Only 26 per cent of Canadians own a firearm, according to Justice Canada. An Angus-Reid poll published on May 1 shows that 78 per cent of those questioned – 1,581 adult Canadians – support a complete ban on civilians owning what the government terms an 'assault' weapon.

The Liberal government made its decision to ban the assault-style weapons with support from the NDP and the Bloc Quebecois. 

Trudeau, like him or not, stated in regards to assault rifles: "These weapons were designed for one purpose, and one purpose only: To kill the largest number of people in the shortest amount of time. There is no use and no place for such weapons in Canada."

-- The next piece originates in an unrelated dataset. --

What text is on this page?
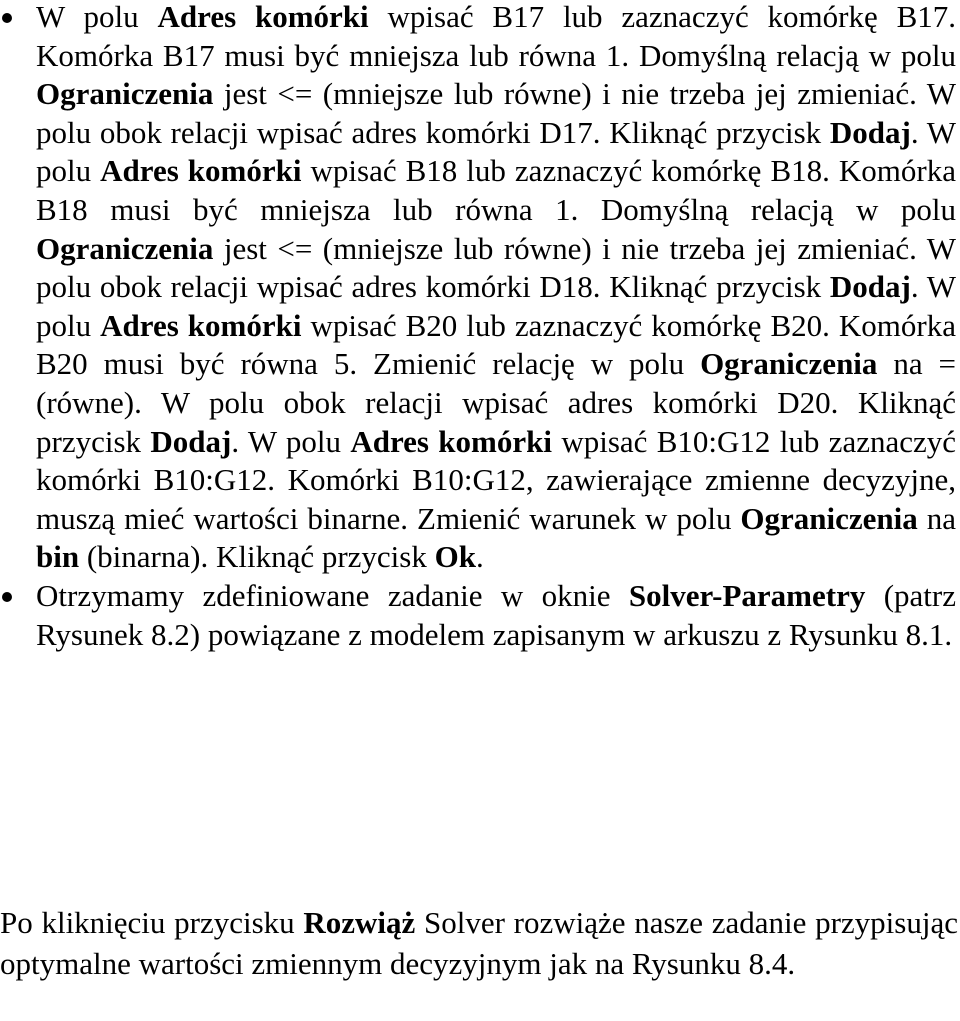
W polu Adres komórki wpisać B17 lub zaznaczyć komórkę B17. Komórka B17 musi być mniejsza lub równa 1. Domyślną relacją w polu Ograniczenia jest <= (mniejsze lub równe) i nie trzeba jej zmieniać. W polu obok relacji wpisać adres komórki D17. Kliknąć przycisk Dodaj. W polu Adres komórki wpisać B18 lub zaznaczyć komórkę B18. Komórka B18 musi być mniejsza lub równa 1. Domyślną relacją w polu Ograniczenia jest <= (mniejsze lub równe) i nie trzeba jej zmieniać. W polu obok relacji wpisać adres komórki D18. Kliknąć przycisk Dodaj. W polu Adres komórki wpisać B20 lub zaznaczyć komórkę B20. Komórka B20 musi być równa 5. Zmienić relację w polu Ograniczenia na = (równe). W polu obok relacji wpisać adres komórki D20. Kliknąć przycisk Dodaj. W polu Adres komórki wpisać B10:G12 lub zaznaczyć komórki B10:G12. Komórki B10:G12, zawierające zmienne decyzyjne, muszą mieć wartości binarne. Zmienić warunek w polu Ograniczenia na bin (binarna). Kliknąć przycisk Ok.
Otrzymamy zdefiniowane zadanie w oknie Solver-Parametry (patrz Rysunek 8.2) powiązane z modelem zapisanym w arkuszu z Rysunku 8.1.

Po kliknięciu przycisku Rozwiąż Solver rozwiąże nasze zadanie przypisując optymalne wartości zmiennym decyzyjnym jak na Rysunku 8.4.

Place that rhetoric alongside images of mass shootings in the news, such as the Nova Scotia shooting spree that took so many lives or the Quebec City mosque shooting in 2017, plus the lunacy of American "anti-lockdown protesters" brandish guns inside the state capitol in Michigan, and it's easy to see why the Canadian gun rights lobby has such a hard time finding empathy among people who don't own guns.    

It doesn't matter that the Nova Scotia shooter's guns were obtained illegally or that the protesters in Michigan didn't harm anyone.

An overwhelming number of Canadians simply don't like what they see.

No matter their argument, at the end of the day, gun owners are simply outgunned.